* * *
а эта ночь белеет за окном,
как некий парус в море голубом,
и кажется, что на краях кровати
мы дальше друг от друга, чем в краях,
что за морем; и пятипалый катер
на бязевых покоится волнах,
и мостиком нависло одеяло,
былую близость между нами для;
и в белое квартиру одевали
цветущие в июле тополя.
* * *
В животе распускается каменный алый цветок,
и крик-мотылёк летит вкруг больничной лампы,
крутит петлю, попадает в воздушные ямбы
и ловится акушеркой в пелёночно-белый сачок;
на часок или два наступает Всемирный молчок
и молочные реки бьются в кисельную дамбу –
бережок утоптаешь теперь у сонливой реки,
тянешь время, коляску, да материнскую лямку
в ожиданье черничной тучки с небесной манкой,
за вареньем скрывающую комки.
* * *
В комариное царство въезжать на перекладных,
сотни сил лошадиных, собачья тоска у шофёра –
он последние двадцать... под сигаретный чих-пых,
пароходом во ржи, грезит о чёрном море,
а пока лишь трава набегает на огород,
борщевик закипает и плещется на дорогу.
Кто родился в рубашке, надетой наоборот,
вхож во всякие двери, но падает на пороге.
А пока лишь баранка румянится в солнцепёк,
и деревья с кустами сменяют кусты и деревья.

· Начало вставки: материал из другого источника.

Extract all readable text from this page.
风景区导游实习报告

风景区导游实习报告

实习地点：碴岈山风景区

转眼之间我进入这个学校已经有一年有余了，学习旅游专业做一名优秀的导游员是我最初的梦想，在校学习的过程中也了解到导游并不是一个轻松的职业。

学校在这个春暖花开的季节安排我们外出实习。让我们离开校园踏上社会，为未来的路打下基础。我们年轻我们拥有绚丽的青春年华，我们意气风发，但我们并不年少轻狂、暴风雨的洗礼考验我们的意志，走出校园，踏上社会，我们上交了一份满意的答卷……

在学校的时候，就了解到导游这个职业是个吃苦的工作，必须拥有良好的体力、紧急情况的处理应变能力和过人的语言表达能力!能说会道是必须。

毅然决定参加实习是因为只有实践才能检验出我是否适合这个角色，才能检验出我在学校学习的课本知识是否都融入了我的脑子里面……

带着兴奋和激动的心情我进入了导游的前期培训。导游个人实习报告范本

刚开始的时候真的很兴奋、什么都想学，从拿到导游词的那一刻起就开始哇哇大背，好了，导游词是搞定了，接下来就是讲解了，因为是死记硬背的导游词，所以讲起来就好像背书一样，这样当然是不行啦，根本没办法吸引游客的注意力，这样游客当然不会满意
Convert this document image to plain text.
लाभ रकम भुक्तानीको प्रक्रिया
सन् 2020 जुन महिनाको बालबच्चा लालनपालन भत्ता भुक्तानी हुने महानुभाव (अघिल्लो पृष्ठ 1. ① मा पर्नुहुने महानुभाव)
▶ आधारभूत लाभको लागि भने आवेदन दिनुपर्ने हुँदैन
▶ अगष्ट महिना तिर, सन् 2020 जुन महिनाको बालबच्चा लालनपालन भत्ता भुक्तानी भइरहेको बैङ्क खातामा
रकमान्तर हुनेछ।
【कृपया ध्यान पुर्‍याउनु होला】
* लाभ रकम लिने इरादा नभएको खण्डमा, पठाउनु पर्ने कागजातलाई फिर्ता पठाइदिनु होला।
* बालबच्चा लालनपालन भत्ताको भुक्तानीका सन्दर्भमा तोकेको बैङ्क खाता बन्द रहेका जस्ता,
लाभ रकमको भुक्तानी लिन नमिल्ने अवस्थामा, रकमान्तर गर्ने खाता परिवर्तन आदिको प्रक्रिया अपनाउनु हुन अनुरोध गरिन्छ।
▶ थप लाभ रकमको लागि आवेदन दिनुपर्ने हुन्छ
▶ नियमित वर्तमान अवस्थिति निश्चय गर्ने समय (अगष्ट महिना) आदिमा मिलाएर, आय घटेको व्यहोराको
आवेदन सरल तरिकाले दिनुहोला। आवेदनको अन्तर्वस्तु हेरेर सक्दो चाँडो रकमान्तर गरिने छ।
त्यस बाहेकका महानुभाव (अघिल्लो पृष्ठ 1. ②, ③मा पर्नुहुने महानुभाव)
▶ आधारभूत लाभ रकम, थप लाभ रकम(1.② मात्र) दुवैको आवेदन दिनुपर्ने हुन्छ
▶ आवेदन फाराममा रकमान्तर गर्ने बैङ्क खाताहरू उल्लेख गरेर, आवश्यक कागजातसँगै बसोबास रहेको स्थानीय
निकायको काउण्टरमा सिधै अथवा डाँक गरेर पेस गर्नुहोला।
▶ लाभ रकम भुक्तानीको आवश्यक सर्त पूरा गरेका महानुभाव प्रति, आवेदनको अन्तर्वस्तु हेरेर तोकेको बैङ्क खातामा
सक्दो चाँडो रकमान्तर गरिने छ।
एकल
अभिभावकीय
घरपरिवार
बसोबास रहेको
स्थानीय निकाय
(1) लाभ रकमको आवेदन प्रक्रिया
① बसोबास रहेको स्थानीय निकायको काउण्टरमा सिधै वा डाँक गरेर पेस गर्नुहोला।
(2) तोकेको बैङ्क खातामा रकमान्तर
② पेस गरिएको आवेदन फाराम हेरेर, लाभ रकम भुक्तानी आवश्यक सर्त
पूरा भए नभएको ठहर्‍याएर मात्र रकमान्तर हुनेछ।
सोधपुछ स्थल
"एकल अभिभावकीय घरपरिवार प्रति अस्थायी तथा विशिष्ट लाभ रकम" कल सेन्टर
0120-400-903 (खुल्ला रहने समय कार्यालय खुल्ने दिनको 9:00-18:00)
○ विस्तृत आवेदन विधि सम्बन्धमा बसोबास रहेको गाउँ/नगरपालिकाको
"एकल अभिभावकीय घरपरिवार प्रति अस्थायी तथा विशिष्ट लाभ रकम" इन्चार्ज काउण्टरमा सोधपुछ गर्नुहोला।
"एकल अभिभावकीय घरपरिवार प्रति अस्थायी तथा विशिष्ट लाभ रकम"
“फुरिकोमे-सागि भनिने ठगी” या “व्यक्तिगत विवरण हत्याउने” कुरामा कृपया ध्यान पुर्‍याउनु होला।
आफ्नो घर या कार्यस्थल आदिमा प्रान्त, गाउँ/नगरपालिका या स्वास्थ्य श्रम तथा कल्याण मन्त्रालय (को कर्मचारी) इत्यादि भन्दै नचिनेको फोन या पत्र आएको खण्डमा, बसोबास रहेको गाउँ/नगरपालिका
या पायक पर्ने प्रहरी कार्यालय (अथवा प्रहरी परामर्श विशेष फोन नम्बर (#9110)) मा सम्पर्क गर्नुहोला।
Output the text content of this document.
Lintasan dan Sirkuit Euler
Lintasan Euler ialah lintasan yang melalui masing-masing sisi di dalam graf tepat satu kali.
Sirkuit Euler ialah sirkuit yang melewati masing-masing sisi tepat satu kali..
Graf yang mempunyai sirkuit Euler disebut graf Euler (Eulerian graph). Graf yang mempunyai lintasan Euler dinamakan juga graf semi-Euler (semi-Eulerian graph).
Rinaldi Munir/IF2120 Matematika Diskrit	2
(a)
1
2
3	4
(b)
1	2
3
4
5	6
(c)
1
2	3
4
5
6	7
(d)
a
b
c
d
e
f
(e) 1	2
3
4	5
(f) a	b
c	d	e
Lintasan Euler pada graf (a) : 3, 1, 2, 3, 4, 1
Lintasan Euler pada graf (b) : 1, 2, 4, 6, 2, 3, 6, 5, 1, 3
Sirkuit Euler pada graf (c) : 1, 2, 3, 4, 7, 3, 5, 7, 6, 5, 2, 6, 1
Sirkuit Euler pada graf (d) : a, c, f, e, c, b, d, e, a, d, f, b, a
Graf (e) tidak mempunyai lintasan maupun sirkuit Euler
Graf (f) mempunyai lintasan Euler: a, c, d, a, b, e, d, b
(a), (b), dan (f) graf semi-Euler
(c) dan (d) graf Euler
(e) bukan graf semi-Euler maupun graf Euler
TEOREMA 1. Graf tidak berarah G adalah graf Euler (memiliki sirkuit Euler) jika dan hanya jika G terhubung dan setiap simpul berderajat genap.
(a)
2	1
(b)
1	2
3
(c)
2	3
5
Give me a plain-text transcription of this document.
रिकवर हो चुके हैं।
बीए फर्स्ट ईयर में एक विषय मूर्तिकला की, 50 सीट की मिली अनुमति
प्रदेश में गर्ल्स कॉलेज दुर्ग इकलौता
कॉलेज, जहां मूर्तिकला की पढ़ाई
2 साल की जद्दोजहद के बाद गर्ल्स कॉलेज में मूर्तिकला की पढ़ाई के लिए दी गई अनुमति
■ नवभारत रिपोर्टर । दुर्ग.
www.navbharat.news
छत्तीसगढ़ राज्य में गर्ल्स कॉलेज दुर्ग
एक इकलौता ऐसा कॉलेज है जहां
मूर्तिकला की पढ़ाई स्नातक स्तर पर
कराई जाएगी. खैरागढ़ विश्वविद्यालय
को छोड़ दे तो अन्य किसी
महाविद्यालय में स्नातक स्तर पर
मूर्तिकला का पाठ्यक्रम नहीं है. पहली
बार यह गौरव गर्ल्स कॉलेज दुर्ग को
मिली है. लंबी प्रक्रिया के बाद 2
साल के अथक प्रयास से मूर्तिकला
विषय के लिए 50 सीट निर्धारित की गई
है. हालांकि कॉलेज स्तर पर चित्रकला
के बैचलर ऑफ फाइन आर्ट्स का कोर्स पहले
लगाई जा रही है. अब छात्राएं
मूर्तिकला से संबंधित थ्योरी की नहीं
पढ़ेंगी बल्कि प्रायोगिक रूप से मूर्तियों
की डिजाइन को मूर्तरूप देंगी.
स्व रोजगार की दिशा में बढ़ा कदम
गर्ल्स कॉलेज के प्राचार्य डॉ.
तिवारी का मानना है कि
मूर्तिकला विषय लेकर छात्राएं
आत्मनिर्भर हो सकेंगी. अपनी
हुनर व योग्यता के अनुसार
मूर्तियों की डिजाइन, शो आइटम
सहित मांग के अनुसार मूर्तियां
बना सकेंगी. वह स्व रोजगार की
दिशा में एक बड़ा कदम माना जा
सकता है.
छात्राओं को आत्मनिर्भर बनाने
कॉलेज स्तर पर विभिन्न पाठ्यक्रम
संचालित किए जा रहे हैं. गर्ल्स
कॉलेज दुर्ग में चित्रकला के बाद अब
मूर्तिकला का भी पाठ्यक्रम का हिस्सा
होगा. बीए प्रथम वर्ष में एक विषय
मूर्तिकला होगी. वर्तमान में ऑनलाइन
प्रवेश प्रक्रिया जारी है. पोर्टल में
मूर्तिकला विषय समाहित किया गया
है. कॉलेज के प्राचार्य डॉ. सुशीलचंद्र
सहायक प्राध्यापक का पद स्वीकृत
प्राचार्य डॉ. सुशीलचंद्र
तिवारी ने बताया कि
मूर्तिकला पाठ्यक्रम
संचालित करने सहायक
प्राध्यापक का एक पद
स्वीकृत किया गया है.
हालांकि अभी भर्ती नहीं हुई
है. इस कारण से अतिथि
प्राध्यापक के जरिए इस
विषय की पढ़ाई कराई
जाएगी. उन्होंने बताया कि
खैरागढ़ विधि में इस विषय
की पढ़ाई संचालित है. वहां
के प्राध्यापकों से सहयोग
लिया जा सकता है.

Из окошка поймав, сохраняешь в крови холодок
да глядишь на грибную вырезанную деревню.
* * *
Выцветает на солнце чёрная полоса –
посерело вокруг вывешенным бельём.
Закрываешь глаза всего-то на полчаса –
двор зарастает одуванчиками и быльём.
Треплются сплетни на языке старух –
портится жизнь, оставленная на потом.
Это не свет где-то внутри потух –
это зрачки ты затемнил стеклом.
После полудня загаром ложится лень –
жарко лежать с кем-то ещё вдвоём.
Бог тебя оставляет в июльский день,
чтобы пойти рыбачить на водоём.
* * *
долгая пауза и время уложено в дольник –
ты уложен в постель и ритм создаёшь тишине:
ударяешь по клавишам, но отправляешь только
апельсиновый смайлик в языковое вовне;
там, где радиоволны бьются об изголовье,
и в изгибе лэптопа брезжит рассвет лучевой.
Снова слово в начале, и кажется слово любовью
и более в новом мире не разглядеть ничего.
Белой пеной подушка – взбиваешь подушку руками;
речь на кончиках пальцев и льётся из рукава.
Ты собрал и кидаешь в море прибрежные камни
и веришь, что существуют выученные слова.
А потом обернёшься, и солнца слепые осколки
брызнут соком в глаза, и горькая доля твоя
сладкой станет на вкус, как апельсинная долька,
и проглотишь её, о чём-то ещё говоря.
* * *
Засыпаешь во тьме, просыпаешься тоже во тьме
и не видишь себя в зеркале гололёда,
заводным мандарином катишься по зиме
в еловые лапы нового года.
Мир шуршит мишурой, надетой на дикаря,
и в двенадцать не спит центр московской деревни.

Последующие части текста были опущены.